Cindy spürte wie sich die Haare an den Armen aufstellten und ihr eine Gänsehaut über den Rücken lief. Aufmerksam spähte sie in die Gegend. Ihren Kriegern ging es nicht anders. Und Smaragd meinte nur: „Afras Lager ist ganz in der Nähe.“
Cindy winkte nur stumm mit der Hand und bedeutete allen langsam weiter zu gehen. Dann plötzlich sahen sie es. Der Pfad endete auf einer kleinen Lichtung und genau zwischen zwei eng stehenden Felsen war ein Lager. Um das Lager herum waren überall diese Pfähle mit den Totenköpfen in den Boden gerammt. Wie ein Zaun reihten sie sich auf und verdeckten den Blick auf das eigentliche Lager dahinter. Erst als die Truppe sicher war, dass keine Menschenseele in der Nähe war betrat man die Lichtung. Es bot sich ein Bild des Grauens. Im näheren Umkreis des Lagers waren überall Skelette verteilt. Einige waren schon mit Gras überwachsen, andere lehnten an Bäumen oder kleinen Felsen. Selbst in der Nähe des Schlafplatzes lagen überall Knochen herum. Die Feuerstelle war kalt und Sirena riskierte einen Blick in den Topf der an einer Kette vom Ast eines Baumes über der Feuerstelle hing. Eine graue Masse mit einer erkalteten Fettschicht befand sich darin und Sirena rümpfte angewidert die Nase.

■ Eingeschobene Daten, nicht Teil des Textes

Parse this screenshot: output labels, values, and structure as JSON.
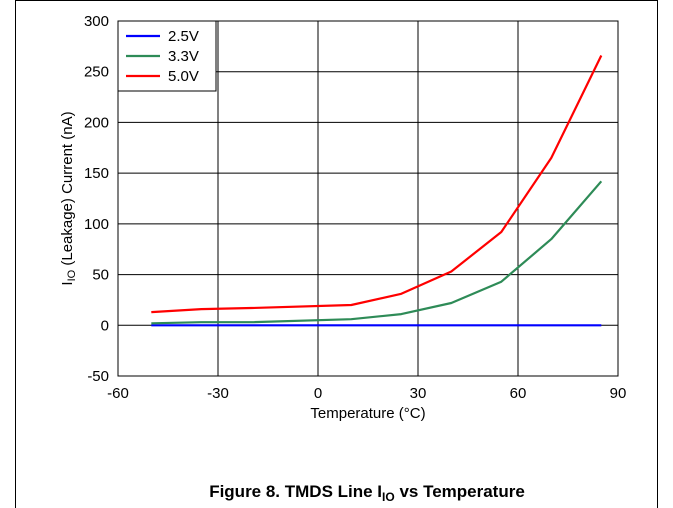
{
  "chart_data": {
    "type": "line",
    "title": "",
    "xlabel": "Temperature (°C)",
    "ylabel": {
      "prefix": "I",
      "subscript": "IO",
      "rest": " (Leakage) Current (nA)"
    },
    "caption": {
      "prefix": "Figure 8. TMDS Line I",
      "subscript": "IO",
      "rest": " vs Temperature"
    },
    "xlim": [
      -60,
      90
    ],
    "ylim": [
      -50,
      300
    ],
    "xticks": [
      -60,
      -30,
      0,
      30,
      60,
      90
    ],
    "yticks": [
      -50,
      0,
      50,
      100,
      150,
      200,
      250,
      300
    ],
    "grid": true,
    "legend_position": "top-left",
    "series": [
      {
        "name": "2.5V",
        "color": "#0000ff",
        "x": [
          -50,
          -35,
          -20,
          10,
          25,
          40,
          55,
          70,
          85
        ],
        "y": [
          0,
          0,
          0,
          0,
          0,
          0,
          0,
          0,
          0
        ]
      },
      {
        "name": "3.3V",
        "color": "#2e8b57",
        "x": [
          -50,
          -35,
          -20,
          10,
          25,
          40,
          55,
          70,
          85
        ],
        "y": [
          2,
          3,
          3,
          6,
          11,
          22,
          43,
          85,
          142
        ]
      },
      {
        "name": "5.0V",
        "color": "#ff0000",
        "x": [
          -50,
          -35,
          -20,
          10,
          25,
          40,
          55,
          70,
          85
        ],
        "y": [
          13,
          16,
          17,
          20,
          31,
          53,
          92,
          165,
          266
        ]
      }
    ]
  }
}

Smaragd beteiligte sich nicht an den Untersuchungen des Lagers. Sie schaute immer wieder nervös zu dem Felsen auf dessen Plateau das Zeichen der Feuergeister war und zog sich in den Schatten eines Baumes zurück. Für sie war dieser Ort nichts Ungewöhnliches und sie respektierte die Lebensweise von Afra.
Plötzlich hörten die Krieger erstaunte Ausrufe des Orakel und alle beeilten sich dort hin zu gehen wo sie die Rufe vernahmen. Auch Smaragd war neugierig genug und machte sich auf den Weg.
Ariane, das Orakel schaute Smaragd an.
„Du hast gesagt, dass Afra all diese Menschen getötet hat?“
Smaragd nickte stumm.
„Das kann aber gar nicht sein. Diese Knochen hier sind beinahe 300 Jahre alt. Das können keine Opfer von Afra sein.
„Doch“, Smaragd nickte heftig mit dem Kopf, „Afra hat zu jeder Leiche eine Geschichte, es sind ihre Opfer und diese Knochen sind ihr heilig.“
Das Orakel verständigte sich mit Cindy dass sie ein paar dieser Knochen mitnehmen werde um sie zuhause in aller Ruhe genauer untersuchen zu können. Smaragd bekam ein schlechtes Gewissen und bereute es, die Amazonen zu diesem Lager geführt zu haben.
„Das dürfen wir nicht, es sind Afras Heiligtümer und Afra hat uns nie etwas getan.“
Cindy beruhigte Smaragd und erklärte ihr, dass sie Afra ja nicht schädigen wollen sondern nur herausfinden wollen was hier vor sich geht. Cindy bezweifelte auch, dass Afra das Fehlen ein paar weniger Knochen überhaupt bemerken würde.
Cindy lies alles aufschreiben und zählen und in eine Karte genau eintragen. Dem Felsen aber mit dem Zeichen schenkte niemand Bedeutung und Smaragd atmete erleichtert auf als Cindy endlich das Zeichen zum Rückzug gab.
Entkräftet aber überglücklich fielen die Amazonen auf die Knie und küssten den Boden als sie nach tagelangem Marsch endlich wieder heimatlichen Boden unter den Füssen hatten. Während alle erschöpft in ihren Hütten auf das Lager fielen fand das Orakel keinen Schlaf. Ariane machte sich sofort an die Untersuchungen der Knochen und entdeckte Erstaunliches …...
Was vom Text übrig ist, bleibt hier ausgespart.